Am vergangenen Mittwochabend traf sich die Niedernhausener B-Jugend mit dem Gegner Schwarz-Weiss Wiesbaden zu einem Testspiel. In einer spannenden und fairen Begegnung zeigten beide neuformierten Teams ihr Können, aber auch ihre Schwächen. Überraschend erzielte Nico Bär bereits nach wenigen Minuten das 1:0 für den SVN. In der für ihn neuen Position als Stürmer, schien er sich sehr wohl zu fühlen. Seinen Fernschuss auf den linken Winkel konnte er allerdings nicht platziert genug setzen, so dass er nicht ins Tor traf. Dafür zeigte Schwarz-Weiss zwei Minuten später wie es geht. Aus ähnlicher Distanz wurde unhaltbar für Niedernhausens Keeper Marvin Krämer mit einem wunderschönen Schuss in die rechten Winkel zum 1:1 eingenetzt. Eine Minute vor Ende der ersten Halbzeit war Nico erneut zur Stelle und konnte das nach dem Einwurf von Pascal Maillet entstandene Durcheinander in Wiesbandens Strafraum zum 2:1 nutzen.

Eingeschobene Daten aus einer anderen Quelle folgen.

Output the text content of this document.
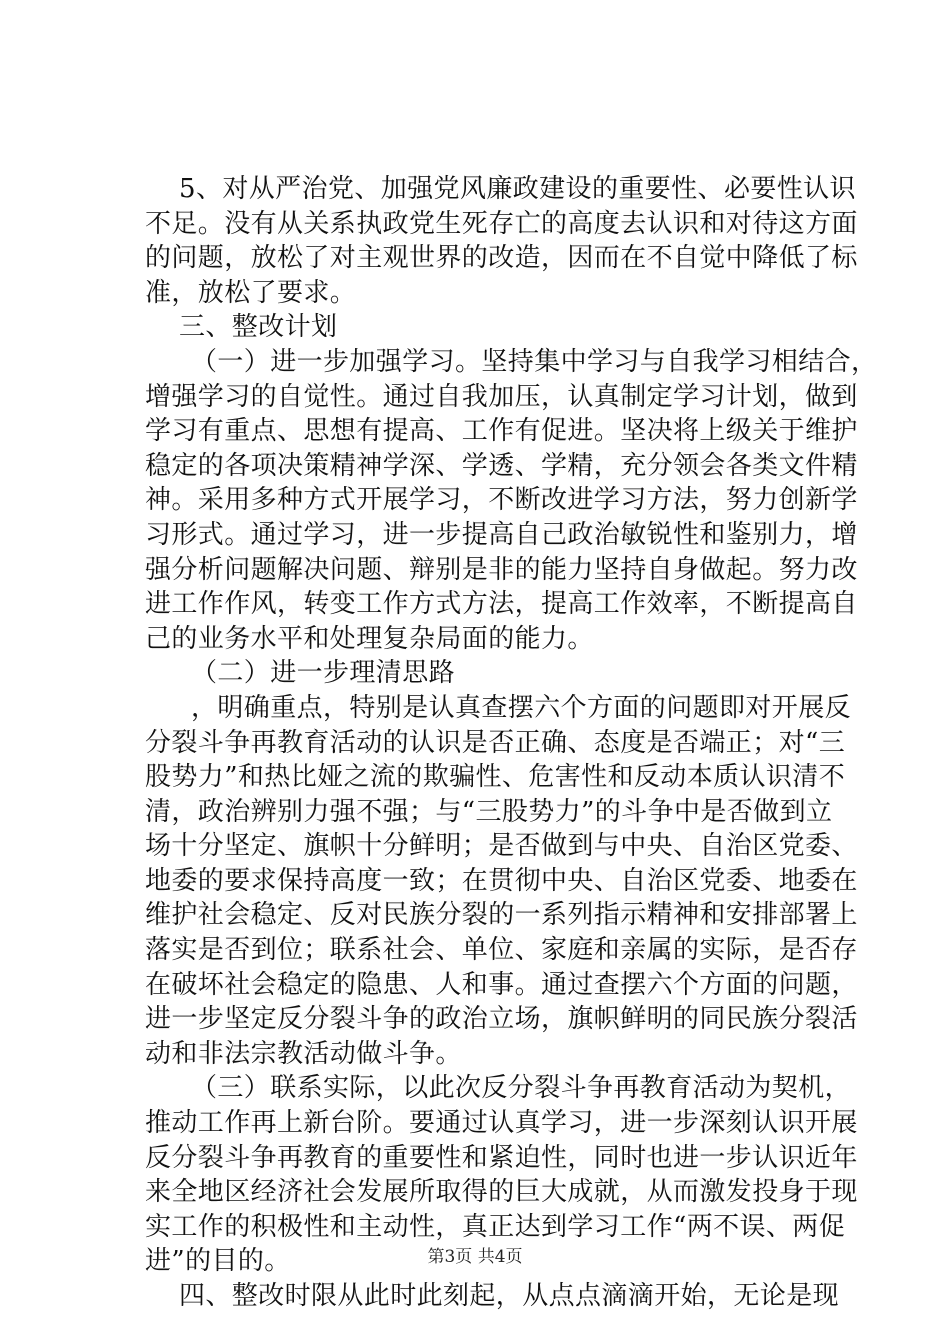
5、对从严治党、加强党风廉政建设的重要性、必要性认识
不足。没有从关系执政党生死存亡的高度去认识和对待这方面
的问题，放松了对主观世界的改造，因而在不自觉中降低了标
准，放松了要求。
三、整改计划
（一）进一步加强学习。坚持集中学习与自我学习相结合，
增强学习的自觉性。通过自我加压，认真制定学习计划，做到
学习有重点、思想有提高、工作有促进。坚决将上级关于维护
稳定的各项决策精神学深、学透、学精，充分领会各类文件精
神。采用多种方式开展学习，不断改进学习方法，努力创新学
习形式。通过学习，进一步提高自己政治敏锐性和鉴别力，增
强分析问题解决问题、辩别是非的能力坚持自身做起。努力改
进工作作风，转变工作方式方法，提高工作效率，不断提高自
己的业务水平和处理复杂局面的能力。
（二）进一步理清思路
，明确重点，特别是认真查摆六个方面的问题即对开展反
分裂斗争再教育活动的认识是否正确、态度是否端正；对“三
股势力”和热比娅之流的欺骗性、危害性和反动本质认识清不
清，政治辨别力强不强；与“三股势力”的斗争中是否做到立
场十分坚定、旗帜十分鲜明；是否做到与中央、自治区党委、
地委的要求保持高度一致；在贯彻中央、自治区党委、地委在
维护社会稳定、反对民族分裂的一系列指示精神和安排部署上
落实是否到位；联系社会、单位、家庭和亲属的实际，是否存
在破坏社会稳定的隐患、人和事。通过查摆六个方面的问题，
进一步坚定反分裂斗争的政治立场，旗帜鲜明的同民族分裂活
动和非法宗教活动做斗争。
（三）联系实际，以此次反分裂斗争再教育活动为契机，
推动工作再上新台阶。要通过认真学习，进一步深刻认识开展
反分裂斗争再教育的重要性和紧迫性，同时也进一步认识近年
来全地区经济社会发展所取得的巨大成就，从而激发投身于现
实工作的积极性和主动性，真正达到学习工作“两不误、两促
进”的目的。
四、整改时限从此时此刻起，从点点滴滴开始，无论是现
第3页 共4页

Die zweite Halbzeit begann Wiesbaden druckvoll und zeigte den Willen zum erneuten Ausgleich. Aber es war wieder Pascal, der nach wiederholten Umspielen auf der rechten Seite zu Marc Jüngling im Strafraum passte. Dieser traf freistehend zum 3:1. Kurz darauf konnte Niedernhausens Torwart den Ball nicht weit genug ins Spielfeld abschlagen, was Wiesbaden eiskalt zum Anschlusstreffer ausnutzte. Und wieder antwortete Nico Bär und erhöhte zum 4:2. Davon nicht genug gelang ihm wenig später ein Schuss nahe der Wiesbadnener Torauslinie zum Tor, den ein Wiesbadener Spieler zum Eigentor abfälschte. Das Endergebnis zum 5:3 wurde wieder durch einen platzierten Fernschuss von Wiesbaden erzielt. Der Ball traf die Niedernhausener Latte und konnte vom Torwart nicht klar genug gehalten werden. Alles in allem waren Mannschaft und Betreuerteam um Helge Lierhammer zufrieden und setzen ihre erfolgreiche Vorbereitungsarbeit auf die kommende Saison fort.

Die Aufstellung des SVN: Marvin Krämer, Moritz Wimmer, Ritik Kapoor, Nico Bäer, Daniel Koch, Arian Pollok, Luca Häuser, Adrian Kaske, Pascal Maillet, Martin Schelle, Gianlucca Beer, Dominik Boron, Philip Stachowiak, Marc Jüngling, Simon Öhler.